『大奥』が描く“社会のグロテスクさ”と、NHKドラマ版が際立たせる女性将軍の生き様
#NHK
NHKドラマ10で放映されている『大奥』が話題である。
ある伝染病がきっかけで男女逆転した江戸幕府を、家光の代から幕末まで描いた物語である。『きのう何食べた?』などで知られる漫画家・よしながふみによる原作は、最終巻刊行後に日本SF大賞を受賞するなど、SF作品としても評価が高い。
原作は全19巻と長大だ。原作のどのエピソードがドラマ化されるのか、全貌は未だ明らかにはなっていない。が、原作のエピソードを全てドラマに反映していては、尺が足りないのは明らかである。どんな改変がなされているか、注目しながら視聴する原作ファンも多いだろう。原作を既に読んでいる筆者もそのひとりだ。
『大奥』に登場する将軍の姿は、国の存続のために据えられた女性たちである。そして将軍に仕える大奥の男性たちもまた、なかば強制的に、将軍の子を産むため「大奥」という場所で生きることを義務付けられる。この物語は、男女逆転した大奥を描くことによって、むしろ男女という性別に拠らない、「大奥」という場所そのものの悲劇を描いているのである。まだドラマには登場していない場面だが、『大奥』の後半にはたとえば権力をほしいままにし、さまざまな他人たちを蹴り落とす女性将軍の在り方も見える。あるいは子を産まずに養子をもらおうとする女性同士の婚姻も描かれる。つまり『大奥』という物語は、男性だから女性だからと性別に関係なく、「子どもを産むことを強制する社会」というもののグロテスクさを浮き彫りにしているのだ。
ドラマ版第2話から登場する家光は、女性としての尊厳を奪われ、将軍という地位に就かざるを得なかった少女である。春日局は、江戸幕府という場所を守るために、まだ少女だった家光へ将軍になるよう命じる。
注目すべきは、春日局が女性である、という点だ。男女逆転の物語ならば、たとえば春日局は男性で、この悪い男性によって家光は悲劇の少女となった……という物語にしてもいいはずなのだ。しかし『大奥』は、決して男性に強制された女性の悲劇ではない。男女逆転の仕組みは春日局という女性がスタートさせたのだ。――ここに『大奥』という物語の奥深さがある。
女性が将軍となり、若い男性たちが大奥という場所に集い、そして江戸幕府を創り上げる。一見、その世界観は「女性だって将軍になることができる」というメッセージを提示したいように思える。だが違うのだ。この物語は、「将軍になるのが男女どちらの性別であろうと、『血縁のある子どもしか将軍を継ぐことができない』というルールがある限り、『大奥』が悲しい地獄のような場所であることに変わりはない」という、血縁の悲劇を描いた物語なのである。だからこそ、ドラマ版でも有功は大奥を「ここは修羅や」と述べる。

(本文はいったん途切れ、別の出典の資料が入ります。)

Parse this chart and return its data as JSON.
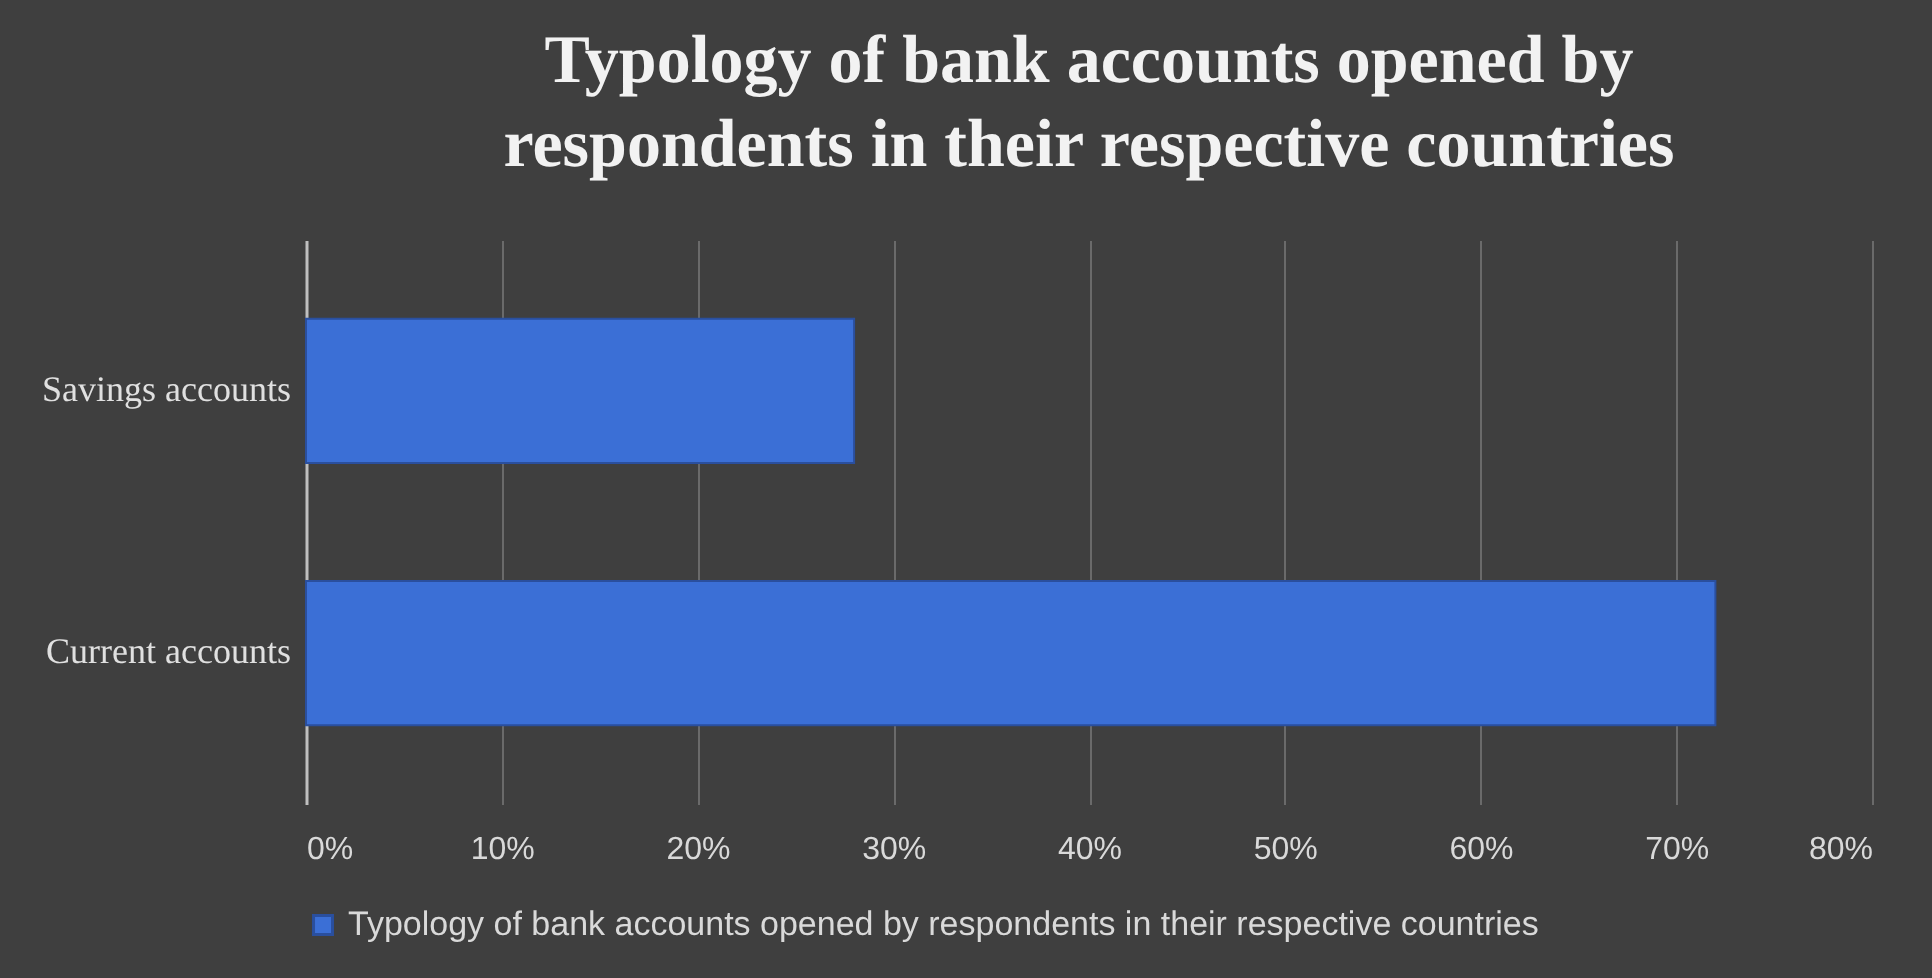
{
  "chart_data": {
    "type": "bar",
    "orientation": "horizontal",
    "title": "Typology of bank accounts opened by respondents in their respective countries",
    "categories": [
      "Savings accounts",
      "Current accounts"
    ],
    "series": [
      {
        "name": "Typology of bank accounts opened by respondents in their respective countries",
        "color": "#3b6fd6",
        "values": [
          28,
          72
        ]
      }
    ],
    "xlim": [
      0,
      80
    ],
    "xticks": [
      {
        "value": 0,
        "label": "0%"
      },
      {
        "value": 10,
        "label": "10%"
      },
      {
        "value": 20,
        "label": "20%"
      },
      {
        "value": 30,
        "label": "30%"
      },
      {
        "value": 40,
        "label": "40%"
      },
      {
        "value": 50,
        "label": "50%"
      },
      {
        "value": 60,
        "label": "60%"
      },
      {
        "value": 70,
        "label": "70%"
      },
      {
        "value": 80,
        "label": "80%"
      }
    ],
    "grid": "x",
    "legend": "bottom"
  }
}
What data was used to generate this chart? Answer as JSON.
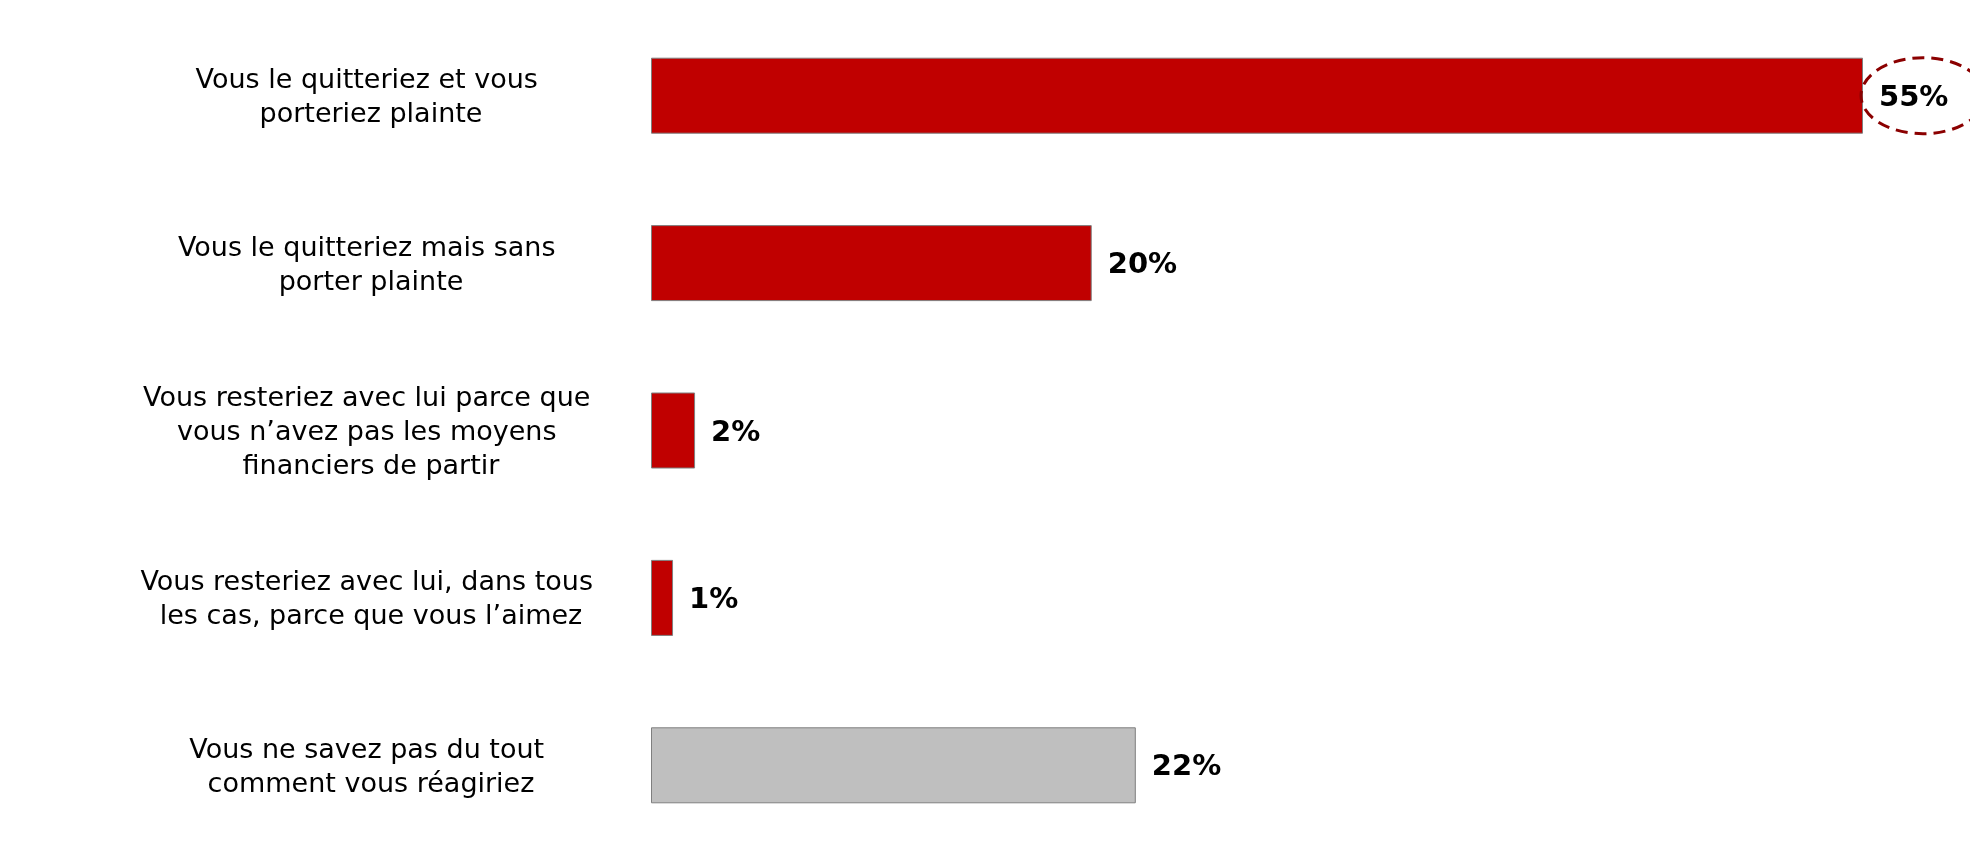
{
  "chart_data": {
    "type": "bar",
    "orientation": "horizontal",
    "categories": [
      "Vous le quitteriez et vous porteriez plainte",
      "Vous le quitteriez mais sans porter plainte",
      "Vous resteriez avec lui parce que vous n’avez pas les moyens financiers de partir",
      "Vous resteriez avec lui, dans tous les cas, parce que vous l’aimez",
      "Vous ne savez pas du tout comment vous réagiriez"
    ],
    "values": [
      55,
      20,
      2,
      1,
      22
    ],
    "colors": [
      "#c00000",
      "#c00000",
      "#c00000",
      "#c00000",
      "#bfbfbf"
    ],
    "value_labels": [
      "55%",
      "20%",
      "2%",
      "1%",
      "22%"
    ]
  }
}
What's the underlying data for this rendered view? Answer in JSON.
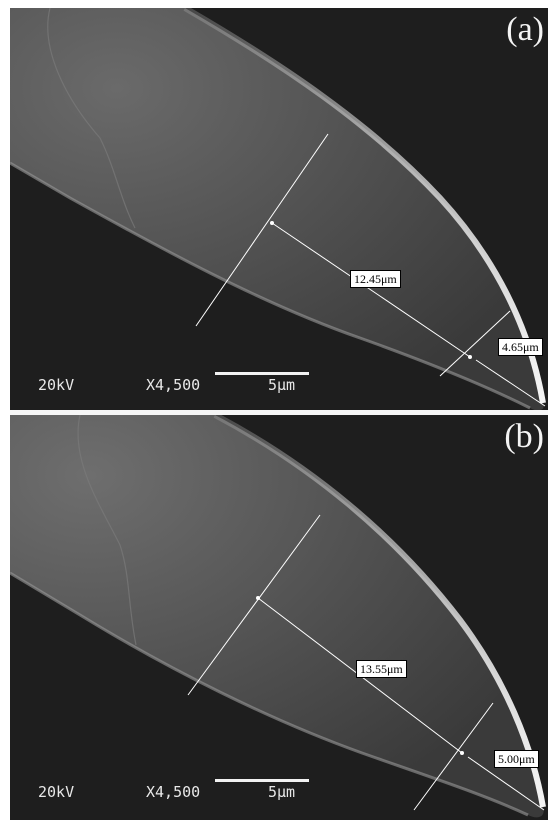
{
  "panels": [
    {
      "label": "(a)",
      "long_measurement": "12.45μm",
      "tip_measurement": "4.65μm",
      "voltage": "20kV",
      "magnification": "X4,500",
      "scale_label": "5μm"
    },
    {
      "label": "(b)",
      "long_measurement": "13.55μm",
      "tip_measurement": "5.00μm",
      "voltage": "20kV",
      "magnification": "X4,500",
      "scale_label": "5μm"
    }
  ],
  "colors": {
    "background": "#1e1e1e",
    "specimen_highlight": "#d8d8d8",
    "annotation": "#ffffff",
    "label_box": "#ffffff"
  }
}
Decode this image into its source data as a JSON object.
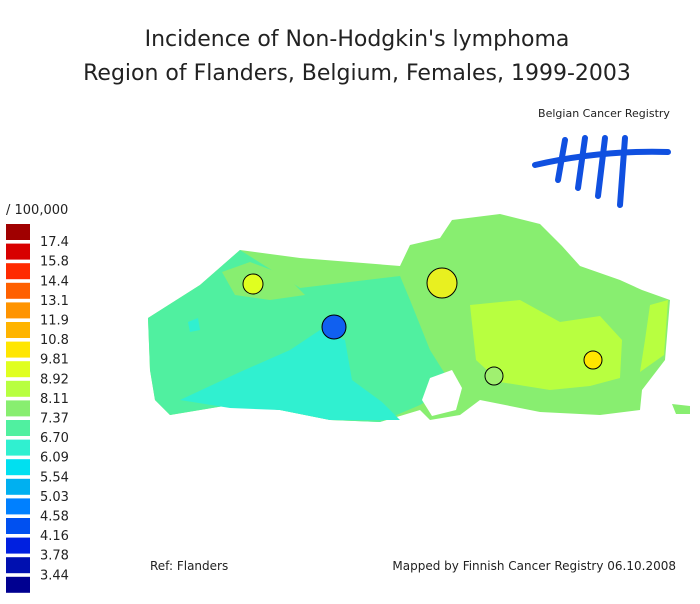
{
  "header": {
    "title": "Incidence of Non-Hodgkin's lymphoma",
    "subtitle": "Region of Flanders, Belgium, Females, 1999-2003"
  },
  "legend": {
    "unit": "/ 100,000",
    "swatches": [
      "#a00000",
      "#d80000",
      "#ff2a00",
      "#ff6000",
      "#ff9400",
      "#ffb400",
      "#ffe600",
      "#e0ff20",
      "#b8ff40",
      "#88ee70",
      "#50f0a0",
      "#30f0d0",
      "#00e0f0",
      "#00b0f0",
      "#0080ff",
      "#0050f0",
      "#0020e0",
      "#0010b0",
      "#000090"
    ],
    "breaks": [
      "17.4",
      "15.8",
      "14.4",
      "13.1",
      "11.9",
      "10.8",
      "9.81",
      "8.92",
      "8.11",
      "7.37",
      "6.70",
      "6.09",
      "5.54",
      "5.03",
      "4.58",
      "4.16",
      "3.78",
      "3.44"
    ]
  },
  "logo": {
    "text": "Belgian Cancer Registry"
  },
  "footer": {
    "ref": "Ref: Flanders",
    "credit": "Mapped by Finnish Cancer Registry 06.10.2008"
  }
}
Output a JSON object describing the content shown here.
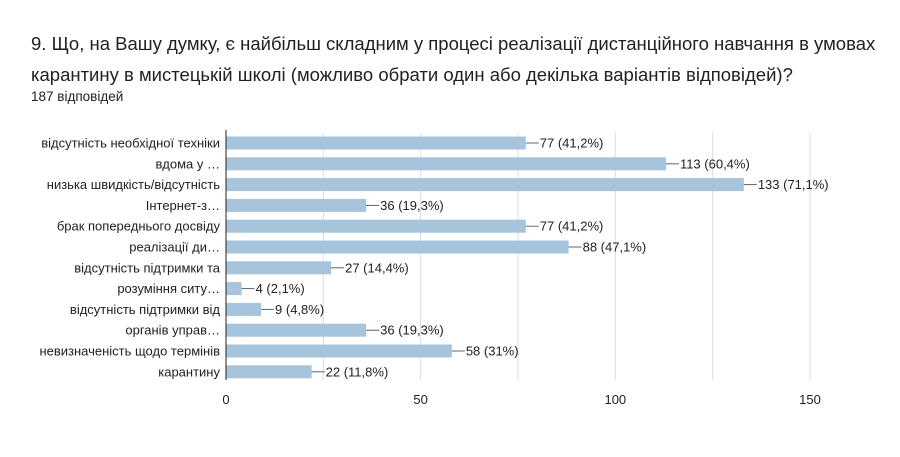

ドラマ版『大奥』は、話数の都合上さまざまなエピソードの改変を行いながらも、このメッセージを細やかに伝えている。むしろ原作よりもエピソードが少ない分、大奥に入れられた男性の悲劇よりも、女性将軍たちの生き様を描くことを優先している印象すらある。たとえばドラマ版では、将軍・吉宗(冨永愛)が馬に乗るシーンを追加したり、有功(福士蒼汰)の還俗のエピソードを削り家光(堀田真由)の過去のエピソードを丁寧に描くなどの工夫がなされていた。そのような改変は女将軍のキャラクターを際立たせる。そして視聴者にとっても、女将軍たちの生き様がより伝わりやすくなっているだろう。
第2話以降の家光編においても、大奥に連れて来られた有功側の物語よりも、家光のエピソードのほうが丁寧に描かれている印象がある。それはドラマ版の制作者たちが、おそらく「将軍にならざるを得なかった女たちの悲しみを見せる物語」としてこの物語を認識しているからではないだろうか。
今後、家光が将軍として覚悟を決め、そして暴君として歴史に名を馳せる綱吉(仲里依紗)の物語が始まる。さらにその後、原作で描かれた、治済篇や幕末篇といったエピソードはどのように描かれるのか。そして大奥の悲劇は最終的にどのような形で視聴者へ伝わるのか。原作ファンとしても、今後を楽しみに待ちたい。